The Clark County Sheriff is asking questions about the way the city of North Las Vegas used its "More Cops" money. You may remember the sales tax increase passed in 2004 to hire additional police officers. Recently, the 8 News Now I-Team revealed the North Las Vegas Police Department has far fewer "More Cops" than expected.

The city of North of Las Vegas admits it hired fewer than half the police officers it projected under "More Cops." yet it insists, it followed the letter of the law. But did it subvert the spirit? We asked the men who campaigned to pass it.

Then Clark County Sheriff Bill Young was on the campaign trail in September of 2004 -- not as a candidate for office -- but as an advocate for public safety. Young leveraged his political capital to earn voter approval of the "More Cops" ballot initiative. The quarter-cent sales tax increase would put more cops on the streets valley wide.

"I committed that my department, the Metro Police Department, that the money would be used solely for more police officers and most importantly, we were simply not going to supplant current funding with this new found source of money," said Young's.

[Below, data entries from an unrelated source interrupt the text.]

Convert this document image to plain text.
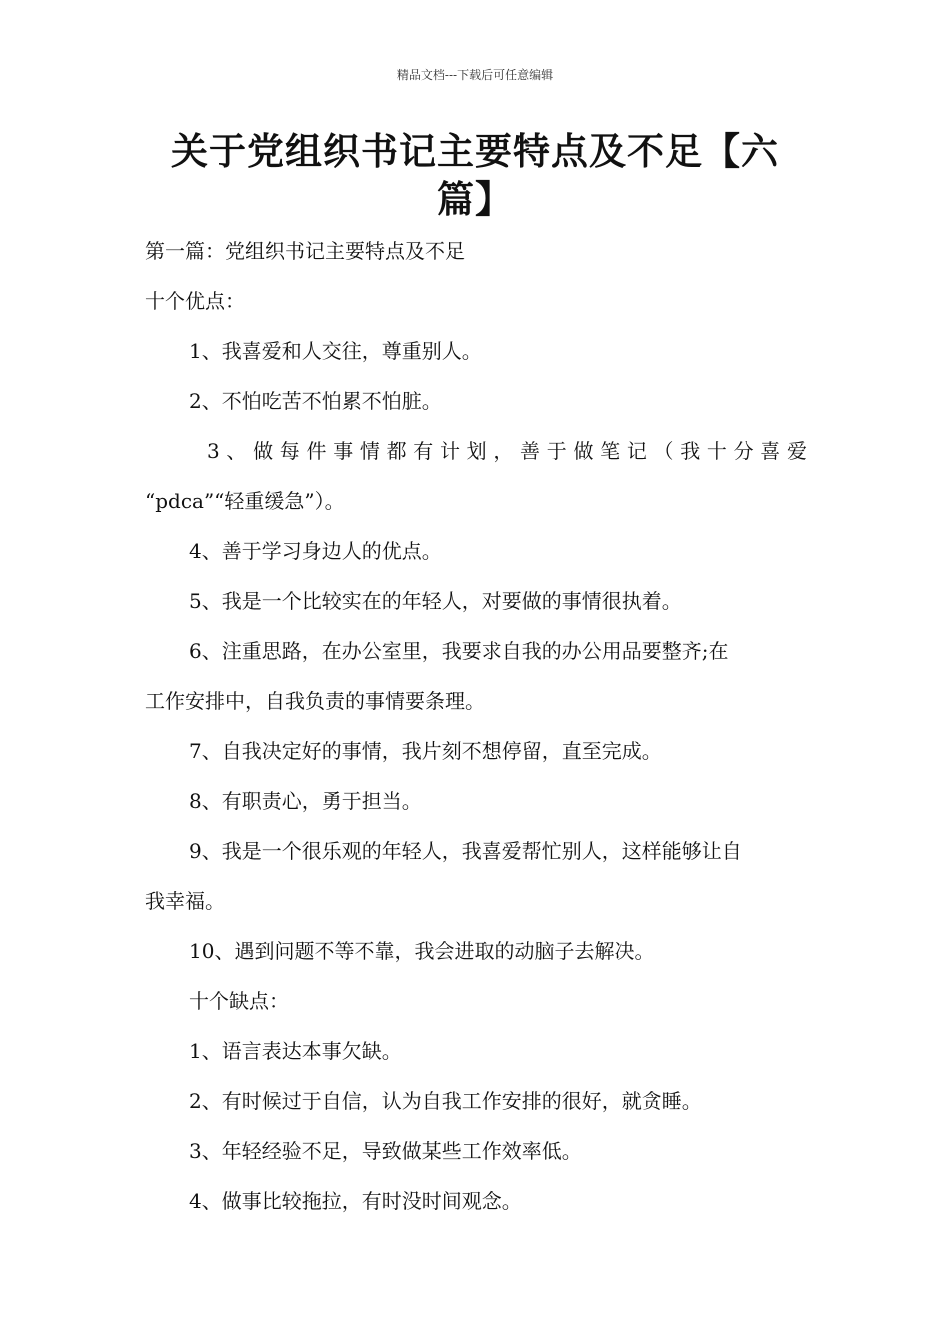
精品文档---下载后可任意编辑
关于党组织书记主要特点及不足【六
篇】
第一篇：党组织书记主要特点及不足
十个优点：
1、我喜爱和人交往，尊重别人。
2、不怕吃苦不怕累不怕脏。
3、做每件事情都有计划，善于做笔记（我十分喜爱
“pdca”“轻重缓急”）。
4、善于学习身边人的优点。
5、我是一个比较实在的年轻人，对要做的事情很执着。
6、注重思路，在办公室里，我要求自我的办公用品要整齐;在
工作安排中，自我负责的事情要条理。
7、自我决定好的事情，我片刻不想停留，直至完成。
8、有职责心，勇于担当。
9、我是一个很乐观的年轻人，我喜爱帮忙别人，这样能够让自
我幸福。
10、遇到问题不等不靠，我会进取的动脑子去解决。
十个缺点：
1、语言表达本事欠缺。
2、有时候过于自信，认为自我工作安排的很好，就贪睡。
3、年轻经验不足，导致做某些工作效率低。
4、做事比较拖拉，有时没时间观念。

His promise, later printed in state law and county code, prevents the use of "More Cops" money to replace existing funding of police services. During his tenure, Young insists the Metro Police Department added officers with city and county money plus the "More Cops" fund.

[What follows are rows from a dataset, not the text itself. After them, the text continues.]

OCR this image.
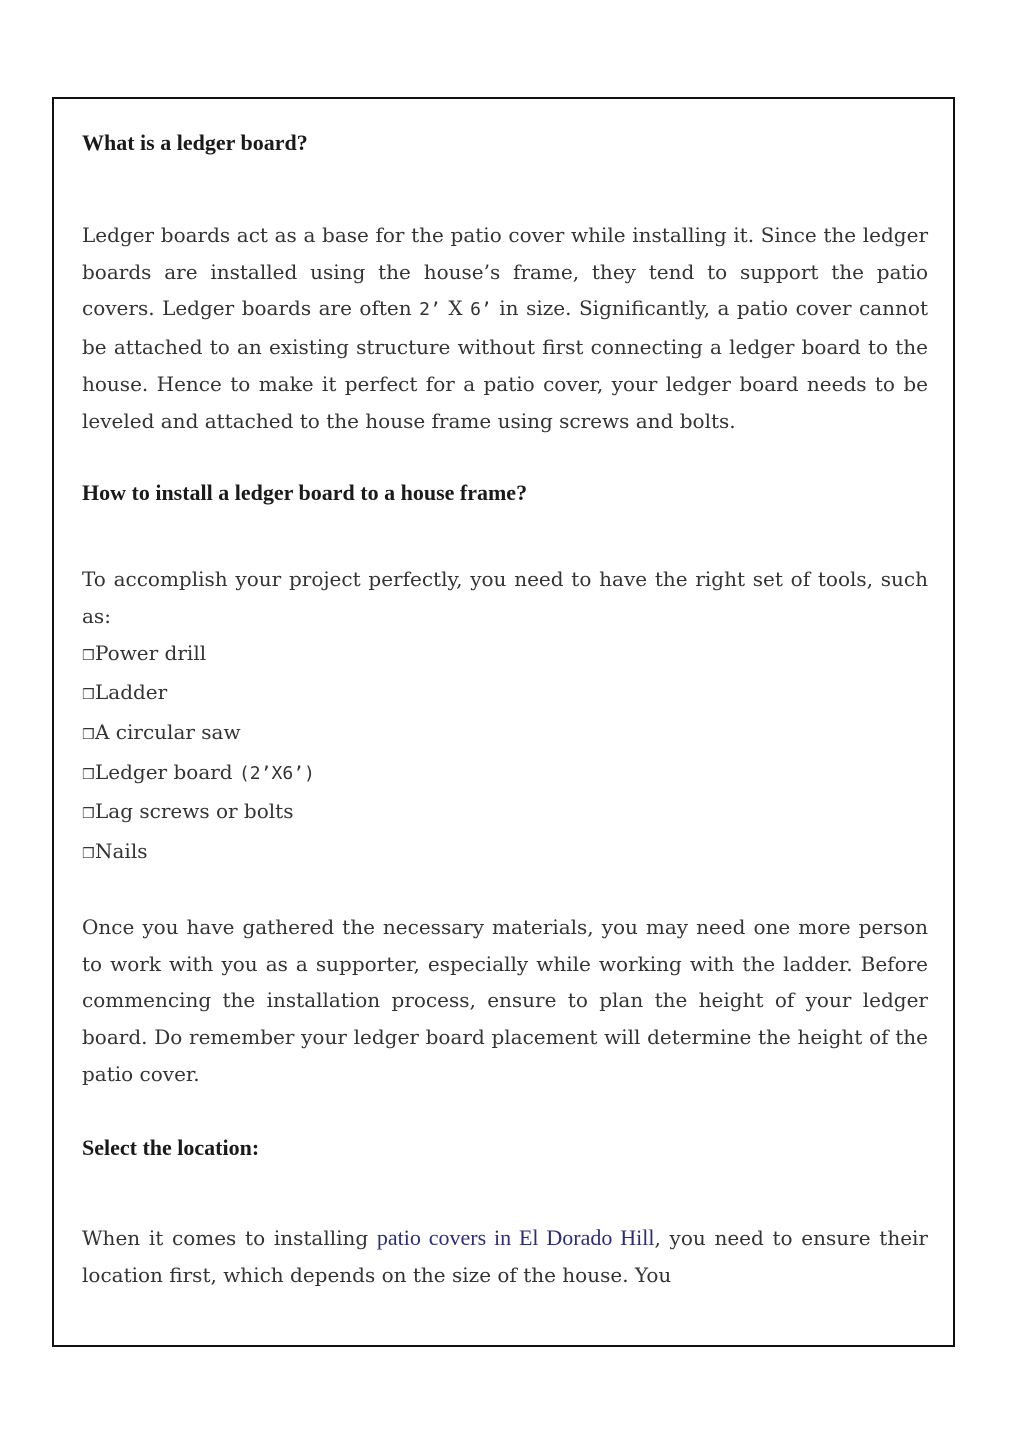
What is a ledger board?

Ledger boards act as a base for the patio cover while installing it. Since the ledger boards are installed using the house’s frame, they tend to support the patio covers. Ledger boards are often 2’ X 6’ in size. Significantly, a patio cover cannot be attached to an existing structure without first connecting a ledger board to the house. Hence to make it perfect for a patio cover, your ledger board needs to be leveled and attached to the house frame using screws and bolts.

How to install a ledger board to a house frame?

To accomplish your project perfectly, you need to have the right set of tools, such as:

❒Power drill
❒Ladder
❒A circular saw
❒Ledger board (2’X6’)
❒Lag screws or bolts
❒Nails

Once you have gathered the necessary materials, you may need one more person to work with you as a supporter, especially while working with the ladder. Before commencing the installation process, ensure to plan the height of your ledger board. Do remember your ledger board placement will determine the height of the patio cover.

Select the location:

When it comes to installing patio covers in El Dorado Hill, you need to ensure their location first, which depends on the size of the house. You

"I thought it was incredibly important to give my word and do what I said I was going to do with that money," he said.

"And I consider myself a big part of that because I was right there standing next to Bill," said Sheriff Doug Gillespie.

To account for Metro's "More Cops" spending, current Sheriff Doug Gillespie requested an audit last year. It found Metro in compliance with state law. Of the 600 "More Cops" the department expected to add, Gillespie tells the I-Team, it has hired 584.

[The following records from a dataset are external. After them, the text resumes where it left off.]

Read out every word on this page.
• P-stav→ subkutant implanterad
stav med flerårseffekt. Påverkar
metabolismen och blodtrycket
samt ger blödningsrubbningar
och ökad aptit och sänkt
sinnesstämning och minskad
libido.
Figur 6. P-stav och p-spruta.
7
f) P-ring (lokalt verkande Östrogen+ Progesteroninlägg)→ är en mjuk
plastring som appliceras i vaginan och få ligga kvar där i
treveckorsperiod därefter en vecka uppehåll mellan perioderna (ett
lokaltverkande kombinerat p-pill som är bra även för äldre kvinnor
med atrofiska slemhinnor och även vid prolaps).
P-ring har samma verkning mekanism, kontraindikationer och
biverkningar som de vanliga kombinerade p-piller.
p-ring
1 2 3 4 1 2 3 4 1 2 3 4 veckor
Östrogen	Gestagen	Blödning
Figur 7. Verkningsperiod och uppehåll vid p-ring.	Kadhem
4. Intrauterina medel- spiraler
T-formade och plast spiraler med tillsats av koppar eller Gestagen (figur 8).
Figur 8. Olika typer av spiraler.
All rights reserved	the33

"I can't speak on behalf of Boulder City, Mesquite and Henderson and North Las Vegas, I can speak on behalf of Metro and I think we've done exactly what it is we said we were going to do with the money," Gillespie said.

Unlike Metro, an I-Team investigation of "More Cops" spending in North Las Vegas revealed the city has fewer than half the additional officers it planned to hire. Forty six "More Cops" instead of the 105 positions approved by the city council. City financial records show North Las Vegas has increased the amount of money allocated the police department. While at the same time decreasing the overall percentage of the city budget earmarked for police services.

"I believe those are appropriate uses of those funds," said Gregory Rose, North Las Vegas city manager. "We certainly recognize that the percentage of funds allocated to the police department has been reduced, but that's percentage and the law doesn't focus on percentages. What it focuses on is total budget."

Rose also defends his decision last year to shift 32 officers already on the payroll into the "More Cops" fund instead of hiring additional officers. He insists it was merely an effort to correct a coding mistake. Yet a finance memo obtained by the I-Team, explains the moves as an effort to relieve the city budget of the burden of those salaries and benefits.

Reporter Colleen McCarty: "Is it appropriate to take officers who are already on the payroll in the general fund and move them into the "More Cops" fund?"

Sheriff Doug Gillespie: "I don't believe that was the intent. In fact, I know that wasn't the intent of the More Cops sales tax initiative."

Gillespie has more than a passing interest in his neighbor's spending habits. In two years, he must again ask a reluctant state legislature to approve the second quarter-cent of the sales tax increase. The final campaign stop for public safety in Southern Nevada.

"It's not that complicated. We went to the public and said we needed more police officers," said Gillespie.

"If anybody has done anything outside those parameters, I'm very disappointed. And if I were a taxpayer in that jurisdiction, I'd be not disappointed, I'd be angry, Young said.

The I-Team has learned the Sheriff met Tuesday with North Las Vegas officials. He has thus far declined to reveal what was said. However after refusing repeated requests for an interview, Mayor Shari Buck sent a written statement. She says, in an effort to remain above reproach, she will request an outside review of the city's "More Cops" spending. The city's external auditors, Piercy, Bowler, Taylor and Kern are expected to conduct the audit.